Herdian Chandra Irawan tak mau mandek berkreasi dalam menampilkan wayang potehi. Ia bisa menggali inspirasi dari mana saja.
’’MAIN wayang itu mudah. Menggerak-gerakkan bonekanya mudah. Dialognya yang sulit. Cara ngucapkan -nya susah,’’ ujar Herdian Chandra Irawan.
Rabu (16/2) siang itu, di salah satu hotel di dekat Simpang Lima, Semarang, ia membawa tiga boneka wayang potehi. Dua dari Tiongkok. Satu lagi dari Gudo, Jombang. Selama beberapa saat, ia memainkan boneka itu. Menggerakkan tangan-tangan kecil itu. Mengangguk-anggukkan kepalanya.
Herdian memang benar. Menggerakkan boneka wayang potehi terbilang gampang. Jari telunjuk dimasukkan ke kepala, tiga jari untuk menggerakkan lengan boneka, dan ibu jari menggerakkan lengan boneka yang lain. Sudah. Begitu saja. Lalu digerak-gerakkan.
Tentu, semakin mahir dalang, gerakan-gerakan boneka pun akan menjadi semakin kaya. Semakin detail.
Nah, yang sukar adalah pengucapan siu lam pek (suluk), dialog-dialog baku untuk mengawali adegan. Suluk itu, aslinya, memakai bahasa Hokkian. Tetapi, karena berganti-ganti generasi, siu lam pek itu akhirnya berubah-ubah bunyinya. Jarang ada yang asli seperti bahasa orang-orang di Fujian, Tiongkok, itu.
’’Makanya, biar lebih dekat ke penonton, cerita wayang potehi pun harus berkembang,’’ ujar lelaki kelahiran Januari 1970 tersebut.
Dalam cerita-cerita baku, wayang potehi mengangkat kisah kepahlawanan era kekaisaran Tiongkok. Misalnya, Sie Jin Kwie. Atau petualangan Sun Go Kong. Kisah-kisah populer semacam Sampek-Engtay pun bisa ditampilkan.
Saat kali pertama tampil sekitar enam tahun silam, Herdian membawakan lakon yang diambilnya dari film Saving General Yang . Film ini dirilis di Hong Kong pada 2013. Pemainnya antara lain Adam Cheng, Vic Zhou, dan Raymond Lam.
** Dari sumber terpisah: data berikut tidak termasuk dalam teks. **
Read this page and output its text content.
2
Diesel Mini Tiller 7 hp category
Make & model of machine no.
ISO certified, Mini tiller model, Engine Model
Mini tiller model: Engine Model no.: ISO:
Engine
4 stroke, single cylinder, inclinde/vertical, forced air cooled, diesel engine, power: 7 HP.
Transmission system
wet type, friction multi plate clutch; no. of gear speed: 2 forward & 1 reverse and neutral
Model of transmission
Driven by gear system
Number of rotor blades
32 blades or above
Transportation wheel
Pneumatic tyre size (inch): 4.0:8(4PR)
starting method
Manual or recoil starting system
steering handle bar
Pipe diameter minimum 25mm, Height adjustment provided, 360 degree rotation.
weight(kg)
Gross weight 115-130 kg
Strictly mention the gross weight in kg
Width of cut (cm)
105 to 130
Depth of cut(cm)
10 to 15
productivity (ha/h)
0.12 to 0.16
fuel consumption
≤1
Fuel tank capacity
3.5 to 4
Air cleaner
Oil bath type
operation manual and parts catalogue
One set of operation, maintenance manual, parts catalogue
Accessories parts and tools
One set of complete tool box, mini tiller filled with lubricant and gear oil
Saving General Yang berlatar belakang sejarah Tiongkok pada abad ke-10. Ceritanya tentang seorang jenderal dari keluarga Yang yang diculik oleh tentara Khittan. Tujuh anak Jenderal Yang pun bertekad untuk menyelamatkan sang ayah dari penculik itu. Sebelum anak-anak itu berangkat, She Saihua, istri Jenderal Yang, minta petunjuk seorang pertapa peramal. Wejangannya membikin bulu kuduk merinding: tujuh anak berangkat, pulang enam …
Selebihnya, Anda bisa tonton sendiri film itu…
Poster film Saving General Yang.Apa tanggapan orang-orang yang menonton pergelaran wayang potehi Herdian itu? Ternyata banyak yang komplain. ’’Saya dibilang merusak pakem, lah . Mengacaukan cerita, lah . Mengacaukan bagaimana? Wong memang saya membuat cerita berdasar kisah itu. Mengacaukan itu kan kalau saya ambil cerita dari pakem, terus ceritanya saya awur ,’’ tutur bapak dua anak itu.
Meski anak seorang dalang kondang, Herdian sama sekali tidak mau disejajarkan dengan sang ayah yang ilmunya sudah sangat mumpuni. Maka, sampai sekarang pun ia tak mau menyebut nominal honornya. ’’Kualitas saya ndak sepadan sama Papa. Saya ini masih belajar terus,’’ ucapnya.
Dari mana Herdian belajar? ’’Dari Google dan YouTube ,’’ katanya.
Tentu, itu tidak salah. Belajar bisa dari mana pun. Herdian juga terus membuka diri. Sambil tampil sambil belajar. Sambil latihan, sambil cari ilmu. Terlebih, ia kerap latihan secara terbuka di halaman kelenteng. ’’Semua orang bisa lihat. Nyoba . Sambil diskusi,’’ ceritanya.
Herdian memang harus belajar sendiri. Thio Tiong Gie, sang ayah, tidak sempat mengajarinya bermain wayang. Bahkan sempat melarang. Tidak hanya itu, Herdian bahkan harus mengumpulkan sendiri wayang potehi. Satu per satu. Sebab, boneka-boneka milik Thio Tiong Gie sudah lenyap. Menurut Herdian, ada orang yang menguasainya secara sepihak. Padahal, orang itu sudah dianggap anak angkat oleh Thio Tiong Gie.